On first glance I tended to agree.

Markets do tend to correct themselves.
However when that which is being corrected is economic recklessness on the part of over imaginative minds creating something from nothing,the resultant equilibrium tends to be well below what most think as an averaging of over bought and oversold.

It falls to where most feel is oversold with no prospect of moving forward until the dynamics are first altered,then changed and finally implemented.

For discussion I'll take the Property "bubble" which runs in tandem with the credit "bubble" or personal debt ratio.In simplistic terms.

Lending institutions created the problem with lax lending criteria.
By their own reaction of now basically halting the availability of credit they are feeding their own demise,with ramifications well beyond the Sub Prime issue.This I'm sure is now broadly recognized.

As Nick Radge has pointed out the flight of the really large players (Countries,Investment Banks etc) to safe/er havens liquidating positions which gave excellent profit in the name of survivor ship
is having a snowball effect on absolutely everything.

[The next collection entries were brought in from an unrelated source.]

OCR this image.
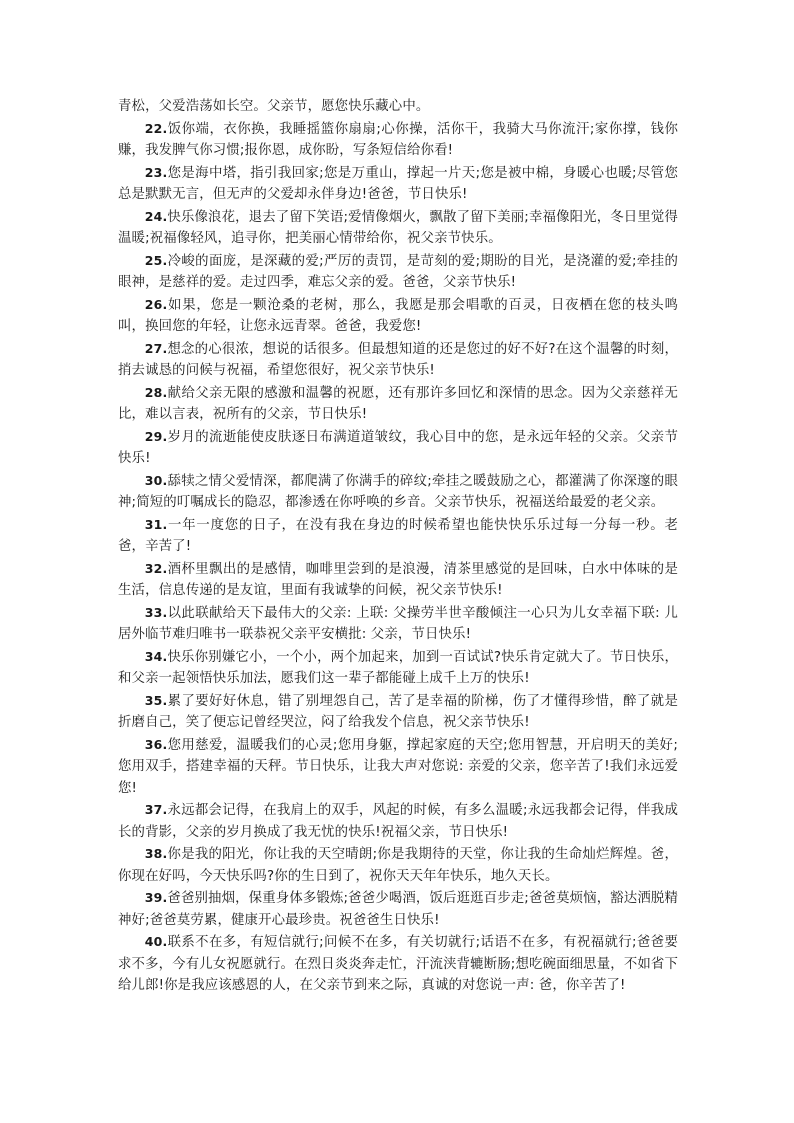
青松，父爱浩荡如长空。父亲节，愿您快乐藏心中。

22.饭你端，衣你换，我睡摇篮你扇扇;心你操，活你干，我骑大马你流汗;家你撑，钱你赚，我发脾气你习惯;报你恩，成你盼，写条短信给你看!

23.您是海中塔，指引我回家;您是万重山，撑起一片天;您是被中棉，身暖心也暖;尽管您总是默默无言，但无声的父爱却永伴身边!爸爸，节日快乐!

24.快乐像浪花，退去了留下笑语;爱情像烟火，飘散了留下美丽;幸福像阳光，冬日里觉得温暖;祝福像轻风，追寻你，把美丽心情带给你，祝父亲节快乐。

25.冷峻的面庞，是深藏的爱;严厉的责罚，是苛刻的爱;期盼的目光，是浇灌的爱;牵挂的眼神，是慈祥的爱。走过四季，难忘父亲的爱。爸爸，父亲节快乐!

26.如果，您是一颗沧桑的老树，那么，我愿是那会唱歌的百灵，日夜栖在您的枝头鸣叫，换回您的年轻，让您永远青翠。爸爸，我爱您!

27.想念的心很浓，想说的话很多。但最想知道的还是您过的好不好?在这个温馨的时刻，捎去诚恳的问候与祝福，希望您很好，祝父亲节快乐!

28.献给父亲无限的感激和温馨的祝愿，还有那许多回忆和深情的思念。因为父亲慈祥无比，难以言表，祝所有的父亲，节日快乐!

29.岁月的流逝能使皮肤逐日布满道道皱纹，我心目中的您，是永远年轻的父亲。父亲节快乐!

30.舔犊之情父爱情深，都爬满了你满手的碎纹;牵挂之暖鼓励之心，都灌满了你深邃的眼神;简短的叮嘱成长的隐忍，都渗透在你呼唤的乡音。父亲节快乐，祝福送给最爱的老父亲。

31.一年一度您的日子，在没有我在身边的时候希望也能快快乐乐过每一分每一秒。老爸，辛苦了!

32.酒杯里飘出的是感情，咖啡里尝到的是浪漫，清茶里感觉的是回味，白水中体味的是生活，信息传递的是友谊，里面有我诚挚的问候，祝父亲节快乐!

33.以此联献给天下最伟大的父亲: 上联: 父操劳半世辛酸倾注一心只为儿女幸福下联: 儿居外临节难归唯书一联恭祝父亲平安横批: 父亲，节日快乐!

34.快乐你别嫌它小，一个小，两个加起来，加到一百试试?快乐肯定就大了。节日快乐，和父亲一起领悟快乐加法，愿我们这一辈子都能碰上成千上万的快乐!

35.累了要好好休息，错了别埋怨自己，苦了是幸福的阶梯，伤了才懂得珍惜，醉了就是折磨自己，笑了便忘记曾经哭泣，闷了给我发个信息，祝父亲节快乐!

36.您用慈爱，温暖我们的心灵;您用身躯，撑起家庭的天空;您用智慧，开启明天的美好;您用双手，搭建幸福的天秤。节日快乐，让我大声对您说: 亲爱的父亲，您辛苦了!我们永远爱您!

37.永远都会记得，在我肩上的双手，风起的时候，有多么温暖;永远我都会记得，伴我成长的背影，父亲的岁月换成了我无忧的快乐!祝福父亲，节日快乐!

38.你是我的阳光，你让我的天空晴朗;你是我期待的天堂，你让我的生命灿烂辉煌。爸，你现在好吗，今天快乐吗?你的生日到了，祝你天天年年快乐，地久天长。

39.爸爸别抽烟，保重身体多锻炼;爸爸少喝酒，饭后逛逛百步走;爸爸莫烦恼，豁达洒脱精神好;爸爸莫劳累，健康开心最珍贵。祝爸爸生日快乐!

40.联系不在多，有短信就行;问候不在多，有关切就行;话语不在多，有祝福就行;爸爸要求不多，今有儿女祝愿就行。在烈日炎炎奔走忙，汗流浃背辘断肠;想吃碗面细思量，不如省下给儿郎!你是我应该感恩的人，在父亲节到来之际，真诚的对您说一声: 爸，你辛苦了!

Nick pointed out that he has never seen EVERY commodity in the red as they were on Friday.

So my view is that equilibrium may well be a new PARADIGM and I feel wont take the shape of "conventional" expectation,that being that the market at least will return to the before seen growth that has become accepted and expected.
Double digit growth of portfolios will become a thing of the past for a very longtime.
The buy and hold mantra will suffer disappointment and will not solve the issue of wealth creation sought by all.

The way of trading for exceptional profit (>10%) will need to be re invented for those who wish to attain it.Shorter term may well hold some answers.
The same will apply to property in the buy and hold expectation.

Business will become more challenging and perhaps the last bastion of wealth growth for the new generations.